As vozes que representam o sistema governamental soam uníssonas, parecendo uma bem afinada orquestra quando se trata de defender uma maior arrecadação de impostos, notadamente a já planejada ressurreição da extinta Contribuição Provisória sobre a Movimentação Financeira, a CPMF. Pelo sintoma, imagina-se que o Governo foi acometido de insidioso mal ao ser-lhe surrupiado o dinheiro desse imposto, que tinha a rubrica de servir à saúde pública. O ministro da Saúde, José Temporão, é um integrante da orquestra que derrama copiosas lágrimas.
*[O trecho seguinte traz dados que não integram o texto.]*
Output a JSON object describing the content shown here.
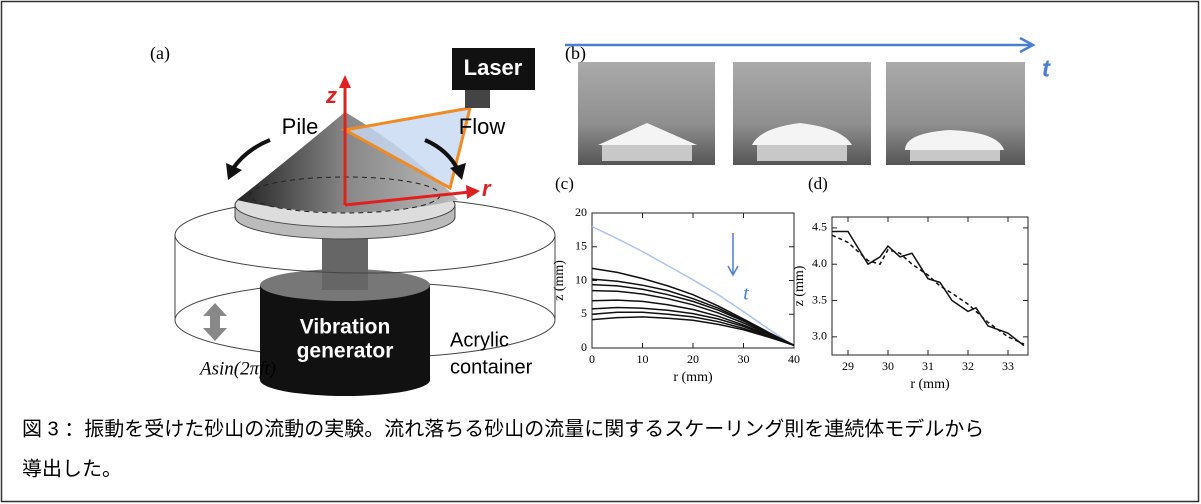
{
  "figure": {
    "a": {
      "label": "(a)",
      "laser": "Laser",
      "z": "z",
      "r": "r",
      "pile": "Pile",
      "flow": "Flow",
      "generator": [
        "Vibration",
        "generator"
      ],
      "container": [
        "Acrylic",
        "container"
      ],
      "drive": "Asin(2πft)"
    },
    "b": {
      "label": "(b)",
      "time": "t"
    }
  },
  "chart_data": [
    {
      "type": "line",
      "panel_label": "(c)",
      "x_label": "r (mm)",
      "y_label": "z (mm)",
      "annotation": "t",
      "x": [
        0,
        5,
        10,
        15,
        20,
        25,
        30,
        35,
        40
      ],
      "xlim": [
        0,
        40
      ],
      "ylim": [
        0,
        20
      ],
      "xticks": [
        0,
        10,
        20,
        30,
        40
      ],
      "yticks": [
        0,
        5,
        10,
        15,
        20
      ],
      "series": [
        {
          "color": "#a9c3ea",
          "values": [
            18,
            16.2,
            14.3,
            12.2,
            10.1,
            7.9,
            5.4,
            2.8,
            0.3
          ]
        },
        {
          "color": "#111111",
          "values": [
            11.8,
            11.2,
            10.3,
            9.2,
            7.9,
            6.2,
            4.3,
            2.3,
            0.4
          ]
        },
        {
          "color": "#111111",
          "values": [
            10.2,
            9.9,
            9.3,
            8.5,
            7.3,
            5.9,
            4.1,
            2.2,
            0.4
          ]
        },
        {
          "color": "#111111",
          "values": [
            9.4,
            9.2,
            8.7,
            7.9,
            6.9,
            5.6,
            4.0,
            2.1,
            0.4
          ]
        },
        {
          "color": "#111111",
          "values": [
            8.5,
            8.4,
            8.0,
            7.3,
            6.4,
            5.2,
            3.7,
            2.0,
            0.4
          ]
        },
        {
          "color": "#111111",
          "values": [
            7.0,
            7.1,
            6.9,
            6.4,
            5.7,
            4.7,
            3.4,
            1.9,
            0.4
          ]
        },
        {
          "color": "#111111",
          "values": [
            5.8,
            6.0,
            5.9,
            5.6,
            5.1,
            4.3,
            3.2,
            1.8,
            0.4
          ]
        },
        {
          "color": "#111111",
          "values": [
            5.0,
            5.3,
            5.3,
            5.0,
            4.6,
            3.9,
            2.9,
            1.7,
            0.4
          ]
        },
        {
          "color": "#111111",
          "values": [
            4.2,
            4.5,
            4.6,
            4.4,
            4.1,
            3.5,
            2.7,
            1.6,
            0.4
          ]
        }
      ]
    },
    {
      "type": "line",
      "panel_label": "(d)",
      "x_label": "r (mm)",
      "y_label": "z (mm)",
      "x": [
        28.6,
        29,
        29.5,
        29.8,
        30,
        30.3,
        30.6,
        31,
        31.3,
        31.6,
        32,
        32.2,
        32.5,
        33,
        33.4
      ],
      "xlim": [
        28.6,
        33.5
      ],
      "ylim": [
        2.75,
        4.65
      ],
      "xticks": [
        29,
        30,
        31,
        32,
        33
      ],
      "yticks": [
        {
          "value": 3.0,
          "label": "3.0"
        },
        3.5,
        {
          "value": 4.0,
          "label": "4.0"
        },
        4.5
      ],
      "series": [
        {
          "color": "#111111",
          "dash": false,
          "values": [
            4.45,
            4.45,
            4.0,
            4.1,
            4.25,
            4.1,
            4.15,
            3.8,
            3.75,
            3.5,
            3.35,
            3.4,
            3.15,
            3.05,
            2.88
          ]
        },
        {
          "color": "#111111",
          "dash": true,
          "values": [
            4.4,
            4.3,
            4.05,
            4.0,
            4.2,
            4.15,
            4.0,
            3.85,
            3.7,
            3.6,
            3.45,
            3.35,
            3.2,
            3.0,
            2.9
          ]
        }
      ]
    }
  ],
  "caption": [
    "図 3 ：振動を受けた砂山の流動の実験。流れ落ちる砂山の流量に関するスケーリング則を連続体モデルから",
    "導出した。"
  ]
}
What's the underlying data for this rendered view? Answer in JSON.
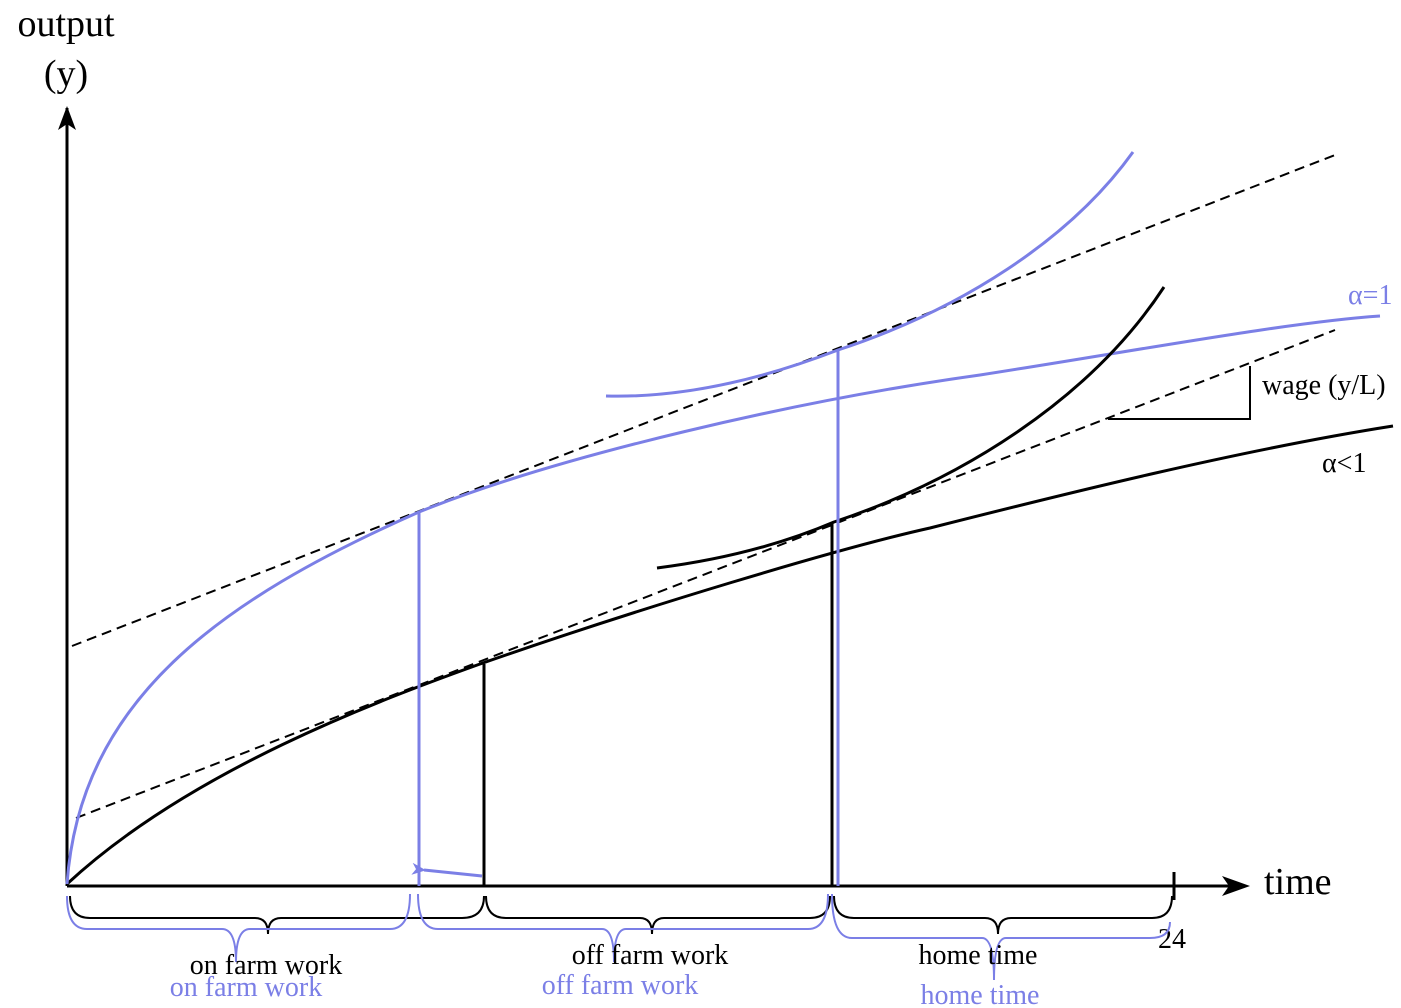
{
  "axes": {
    "y_label_line1": "output",
    "y_label_line2": "(y)",
    "x_label": "time",
    "x_end_tick": "24"
  },
  "curves": {
    "alpha_eq_1": "α=1",
    "alpha_lt_1": "α<1",
    "wage": "wage (y/L)"
  },
  "segments": {
    "black": {
      "on_farm": "on farm work",
      "off_farm": "off farm work",
      "home": "home time"
    },
    "blue": {
      "on_farm": "on farm work",
      "off_farm": "off farm work",
      "home": "home time"
    }
  },
  "colors": {
    "black": "#000000",
    "blue": "#7b7fe6"
  }
}
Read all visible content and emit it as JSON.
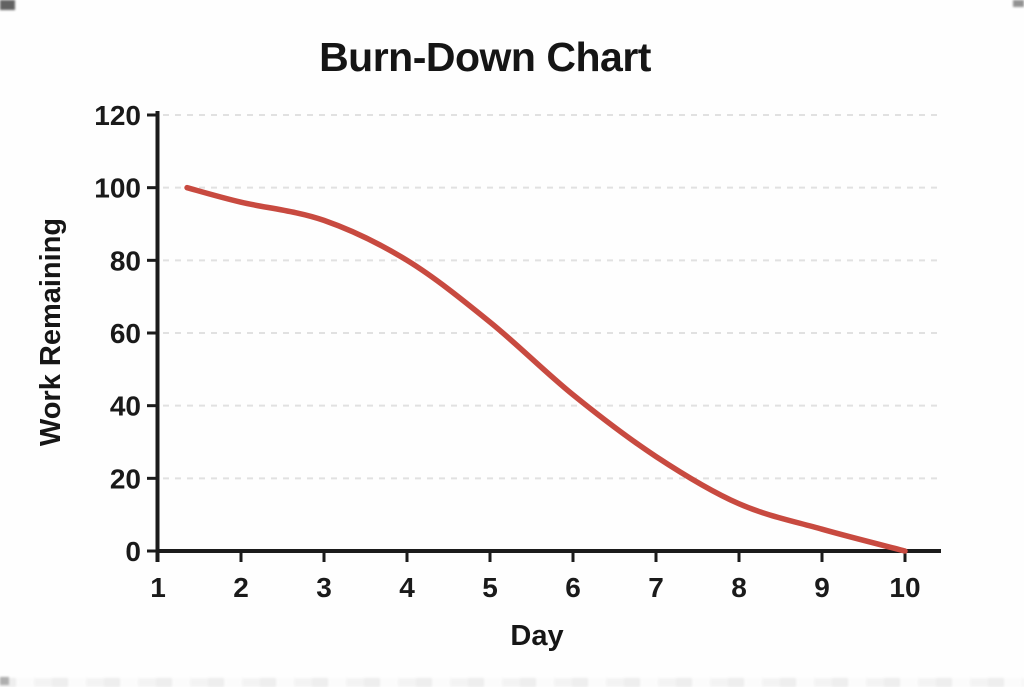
{
  "chart_data": {
    "type": "line",
    "title": "Burn-Down Chart",
    "xlabel": "Day",
    "ylabel": "Work Remaining",
    "x_ticks": [
      1,
      2,
      3,
      4,
      5,
      6,
      7,
      8,
      9,
      10
    ],
    "y_ticks": [
      0,
      20,
      40,
      60,
      80,
      100,
      120
    ],
    "xlim": [
      1,
      10.45
    ],
    "ylim": [
      0,
      120
    ],
    "grid": "horizontal-dashed",
    "legend": "none",
    "axis_color": "#1b1b1b",
    "gridline_color": "#e1e1e1",
    "series": [
      {
        "name": "Work Remaining",
        "color": "#c84a40",
        "x": [
          1.35,
          2,
          3,
          4,
          5,
          6,
          7,
          8,
          9,
          10
        ],
        "y": [
          100,
          96,
          91,
          80,
          63,
          43,
          26,
          13,
          6,
          0
        ]
      }
    ]
  }
}
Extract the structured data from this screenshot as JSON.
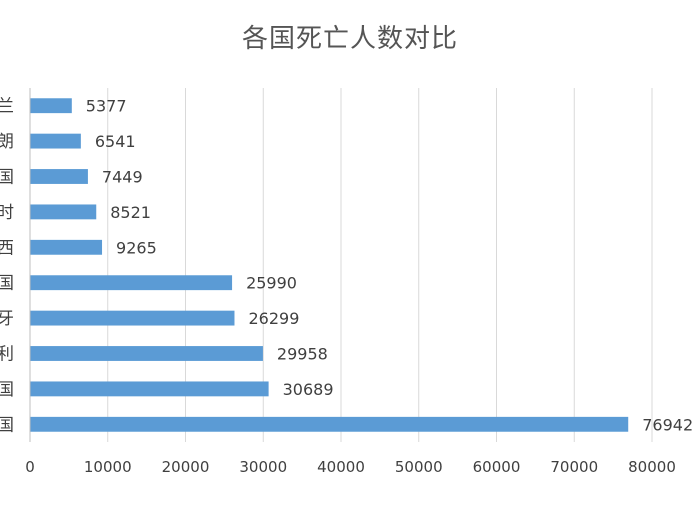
{
  "chart_data": {
    "type": "bar",
    "orientation": "horizontal",
    "title": "各国死亡人数对比",
    "xlabel": "",
    "ylabel": "",
    "categories": [
      "兰",
      "朗",
      "国",
      "时",
      "西",
      "国",
      "牙",
      "利",
      "国",
      "国"
    ],
    "values": [
      5377,
      6541,
      7449,
      8521,
      9265,
      25990,
      26299,
      29958,
      30689,
      76942
    ],
    "xlim": [
      0,
      80000
    ],
    "x_ticks": [
      "0",
      "10000",
      "20000",
      "30000",
      "40000",
      "50000",
      "60000",
      "70000",
      "80000"
    ],
    "grid": true,
    "legend": "none",
    "bar_color": "#5b9bd5",
    "grid_color": "#d9d9d9",
    "text_color": "#404040"
  }
}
Ele declara ser favorável a todas as iniciativas que resultem em mais verbas para o setor, alegando que, depois do óbito da CPMF, o Governo não dispõe dos recursos suficientes para esse atendimento. Não se discute que mais dinheiro é necessário para a causa da saúde, mas não à custa de solapar ainda mais a economia popular por via de novo imposto. Porque meios é que não faltariam se a máquina governamental fosse mais econômica em sua sanha gastadora. Se o discurso dá - com justeza - tanta relevância à saúde, a ponto de considerar uma tragédia o fim da CPMF, bastaria que se racionalizassem os gastos e se destinasse à saúde a parte que lhe cabe.
Não é para fazer tanta caridade aos doentes pobres deste país que o Governo quer recuperar os R$ 40 bilhões anuais perdidos, mas para dar continuidade, no mesmo diapasão, à farra pública imperante. Porque essa verba, que o ex-ministro Adib Jatene conseguiu ver arrecadada para atender ao setor que era pertinente à sua Pasta, nunca foi inteiramente destinada aos fins propostos. E não por culpa dele. Assim foi a seu tempo e assim é agora. Então, toda essa conversa em nome de atender os sofridos doentes sem recursos é apenas uma forma de chantagem perante a opinião pública.
A realidade é que a gastança desordenada e a falta de competência gerencial vêm sustentando essa febre não curada que a viuvez da CPMF gerou. Até agora não se moveu, efetivamente, uma palha sequer para redirecionar o uso do dinheiro e manter o equilíbrio econômico sem prejudicar atendimento algum, especialmente o da saúde. O Governo Lula teima em não mexer nos seus gastos abusivos mas é bem capaz de sacrificar doentes - leia-se cortes nos programas do Sistema Único de Saúde, já moribundo - como forma de justificar seus obstinados argumentos para restabelecer a CPMF.